Most executives and business leaders understand the value of having a coach and how coaches can help accelerate change and boost performance. Over the years, I’ve used many different coaches in various areas of my life including sports, physical training, professional development, leadership, business, even my personal relationships.
I’ve learned that there are many types of coaches each with their own style and approach. And choosing the right one can be a difficult and confusing process. If you’re looking for a coach, one of the first things to understand is the types of coaches that are out there and the types of things they focus on with their clients.
Before you start meeting and interviewing specific coaches, it’s a good idea to figure out what type of coach you need and make sure the people you speak to focus on that type of work.
1. Personal Coach
If you’re struggling with work/life balance or how things in your personal life are affecting your professional performance, consider a personal coach. These coaches are more general and can help with an array of personal and professional challenges and situations. If you’re really unsure where you need help, I have found these are a good place to start.
2. Accountability Coach
Do you create great plans, but put off starting or meeting your deadlines? An accountability coach can be a great option. These coaches focus on setting clear goals and commitments, and they help troubleshoot both the logical and emotional challenges that get in people’s way.
3. Career Coach
If you’re looking to map out their career path or are struggling with a decision around a career change, these coaches can help you get clear on long-term goals and possible professional paths. They will help with creating options and evaluating potential positions. For those who need structure, they can provide plans and accountability as well.
4. Executive Coach
As you move up the ladder, your focus needs to shift from “doing the work” to organizing projects and teams and making harder and harder decisions. Executive coaches work with senior folks on everything from communication to critical thinking to personal productivity.

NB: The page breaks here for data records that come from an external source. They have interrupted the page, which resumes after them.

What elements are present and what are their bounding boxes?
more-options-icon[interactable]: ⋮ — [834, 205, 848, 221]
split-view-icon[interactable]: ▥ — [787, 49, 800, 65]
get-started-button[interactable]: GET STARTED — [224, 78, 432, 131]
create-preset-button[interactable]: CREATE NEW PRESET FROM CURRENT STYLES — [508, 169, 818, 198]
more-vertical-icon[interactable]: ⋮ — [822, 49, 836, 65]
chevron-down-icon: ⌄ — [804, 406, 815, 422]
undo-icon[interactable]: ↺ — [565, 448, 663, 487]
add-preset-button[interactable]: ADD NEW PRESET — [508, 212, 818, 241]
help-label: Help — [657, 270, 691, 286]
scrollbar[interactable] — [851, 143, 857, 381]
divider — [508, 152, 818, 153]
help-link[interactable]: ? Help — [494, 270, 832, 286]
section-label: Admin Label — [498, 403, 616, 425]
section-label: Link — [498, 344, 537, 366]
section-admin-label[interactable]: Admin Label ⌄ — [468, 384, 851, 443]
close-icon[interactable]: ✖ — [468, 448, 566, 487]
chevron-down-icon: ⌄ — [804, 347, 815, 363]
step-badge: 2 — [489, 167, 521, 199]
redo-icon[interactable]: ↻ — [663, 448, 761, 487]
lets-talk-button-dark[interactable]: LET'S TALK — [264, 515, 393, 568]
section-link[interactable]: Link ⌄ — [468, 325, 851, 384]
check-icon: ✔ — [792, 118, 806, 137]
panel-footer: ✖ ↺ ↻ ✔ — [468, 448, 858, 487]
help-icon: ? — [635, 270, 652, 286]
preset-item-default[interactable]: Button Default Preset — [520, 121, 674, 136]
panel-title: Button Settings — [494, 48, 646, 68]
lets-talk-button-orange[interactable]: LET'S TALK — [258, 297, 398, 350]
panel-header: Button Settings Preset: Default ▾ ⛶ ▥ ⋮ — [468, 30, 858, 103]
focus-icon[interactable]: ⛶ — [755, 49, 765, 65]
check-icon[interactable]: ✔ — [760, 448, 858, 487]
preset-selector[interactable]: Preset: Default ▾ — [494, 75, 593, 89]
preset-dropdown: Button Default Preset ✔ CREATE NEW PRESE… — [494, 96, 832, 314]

Executive coaches are a great choice If you’re stepping into a new, more demanding role or taking a position at a new company. They can give you a higher perspective, help you prioritize, and develop new strategies.
5. Leadership Coach
Once you reach the highest level of management, the focus shifts from directing people and projects to developing the strategy and setting organizational priorities. It’s not an easy transition to make. And it’s one which few people can easily make successful.
A leadership coach helps executives make the move to “leading teams of leaders” and focusing on long-term planning and strategy. Many of the most successful CEOs have leadership coaches who are close and trusted partners. For some great insights into leadership coaching, read the story of Bill Campbell in Trillion Dollar Coach.
6. Strategic Coach
For a leader or team who is charged with developing a company or a department business strategy, there are many challenges. Strategy is hard and having a coach who specializes in facilitating the process of defining customer focus, analyzing market needs, and developing strategic plans can help structure and accelerate the work. These coaches are experts at helping leadership teams not only create an effective plan but also communicate and implement that plan throughout the organization.
7. Team Coach
The vast majority of business work today requires solid teamwork. Unfortunately, developing a high-performance team is not always a natural or easy thing to do. Team coaches focus on helping define a team’s purpose, set goals, clarify roles and responsibilities, and work through interpersonal dynamics that inevitably come up when groups of people are working together in high-pressure situations.
8. Specialty Coaches
There are many coaches who specialize in specific areas. Everything from business partnerships, to multigenerational business, to conflict resolution situations. If you have a specific challenge or are in a unique situation, finding a coach with experience in that situations can be highly effective.
Once you’ve figured out the type of coach you need, you can then focus on style and personal fit. While you’re not looking for a friend, it’s important to find someone who shares your core values and has a common perspective if you want to build trust and rapport.
In the end, you need a coach that is familiar with your situation and challenges, but also one you are willing to open up to and dig into your issues and challenges with. You need have the difficult conversations if you want to address to root issues that are holding back you and your team.